En el poco recorrido que le quedaba para llegar a su casa se cruzó con un señor de pelo cano con semblante de pocos amigos. Lo saludó e intercambiaron dos palabras casi por obligación. El intercambio rebosaba jerarquía e indiferencia. Al cruzarse con ella, el hombre la sondeó de arriba abajo.

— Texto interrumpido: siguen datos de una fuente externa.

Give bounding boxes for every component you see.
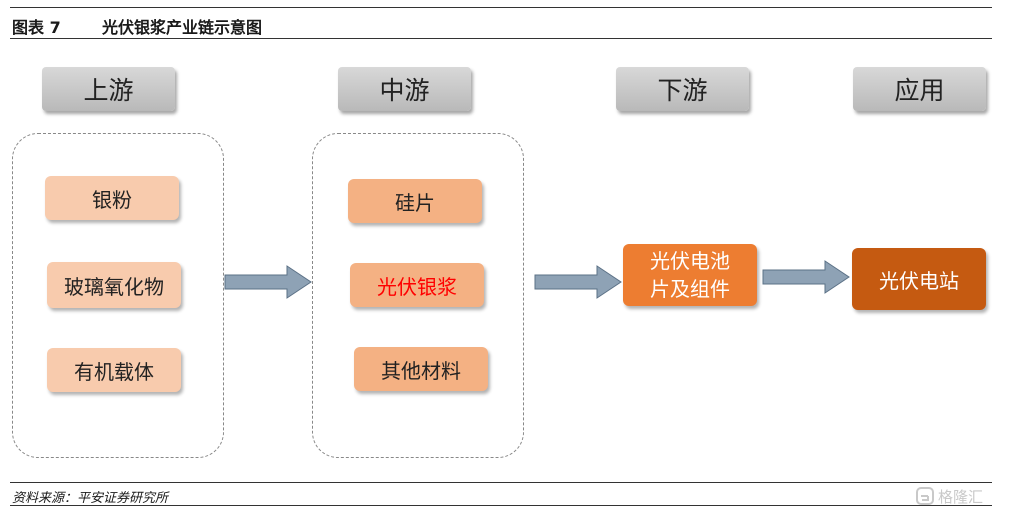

El chico se había vuelto para ver la escena antes de girar la esquina tras la que desapareció. A ella le costó llegar arriba, y cuando lo hizo descubrió que le había perdido la pista. Ni rastro. Casi sin aliento, se paró en medio de la encrucijada de calles que seguían subiendo. Cogió aire, y sin saber a dónde dirigirse, decidió regresar.

Instante en el que alguien tiró de su brazo, la metió en una casa y cerró la puerta. Se llevó un buen susto y la adrenalina se volvió a disparar, aunque no era ese el tipo de adrenalina que le agradaba. Hasta que descubrió que se trataba de él.

Comenzó a besarla, y a querer tocar cada parte de su cuerpo. Se atropellaba torpemente. La agarraba, la abrazaba fuerte para no dejar de sentir su bombeo potente. Se transformó en un animal salvaje. Ella seguía desconcertada, pero ese desconcierto le gustaba. En la privacidad sombría de la casa se desveló la contención, la tensión acumulada durante horas. El pico se restableció cuando la llevó al sótano donde comenzó la danza. Los balanceos, los roces, los tira y afloja, la suavidad de sus caricias, los gemidos, las cadencias adecuadas.

El sótano, una antigua bodega, era helador pero el sudor salino y húmedo que los cubría no permitía que sintieran el frío. No podían parar, ni querían. El día se fue transformando de nuevo en noche. Y en la quietud de la misma, la intimidad pasó a las palabras.

Él tumbado en el sofá bebiendo una birra. Ella sentada en el suelo arropada por una pesada y raída manta. Se miraban y observaban sin decir nada, hasta que él rompió el silencio.

—¿Y si fuera un mercenario? —preguntó con la voz rota.

Lejos de que esa pregunta la impresionara lo más mínimo, respondió con varias preguntas.

—¿Mercenario sexual? ¿Quizás un sicario? ¿Sería yo el objetivo? ¿En este momento? —A ella le gustaba jugar. No solo con las miradas.

Sin mostrar el desconcierto que le había producido la respuesta, se acabó de un trago la cerveza y siguió fanfarroneando.

—¿Cuál preferirías, si tú fueras el objetivo?

—Sin duda el sexual —contestó de inmediato—. Aunque en los dos casos yo saldría ganando —afirmó como si nada.

—¿Ganando tú, si soy un sicario y te mato por dinero? —preguntó perplejo, mientras sus ojos acompañaban con asombro.

—El que se queda siempre pierde —manifestó tajante.

Respuesta que lo dejó fuera de juego y que ella aprovechó para argumentar.

—De todas formas, en este caso, el mercenario sexual ha actuado primero —le dijo con una sonrisa picarona—. Así que si estos son mis últimos minutos me siento satisfecha. Me acabas de regalar el polvazo del siglo. Y aunque hubiera habido dinero de por medio, lo que yo he sentido no ha sido una simple transacción monetaria. Yo lo sé, y tú también —añadió con tal seguridad que hizo tambalear los cimientos del chico—. Si ahora me matas el que saldrá perdiendo serás tú. Una vez muerta, te repito: yo seguiré ganando.

El silencio volvió a invadir el sótano.

No se conocían de nada. No sabían nada de la vida del otro. Él había querido jugar a intimidarla pero cada réplica le había dejado más impactado que la anterior, así que decidió callar y seguir contemplándola en silencio.

Poco le importaba a ella lo que fuera. ¿Mercenario? ¿Sicario? ¿Un tío que simplemente quería desafiarla? Había pasado tanto miedo en su vida que ya no tenía miedo. Se dedicaba a vivir intensamente cada día sin mirar atrás.

Regresó al sofá, al roce de su cuerpo todavía caliente y se tumbo sobre él. Volvieron a la intimidad casi siliente, a las caricias sutiles, a los ritmos acompasados, a la condensación de sus cuerpos bajo la manta en una estancia hostil, fría y resquebrajada como sus vidas.

Una estancia que, en esos momentos, ambos sentían lo más parecido a un reconfortante hogar.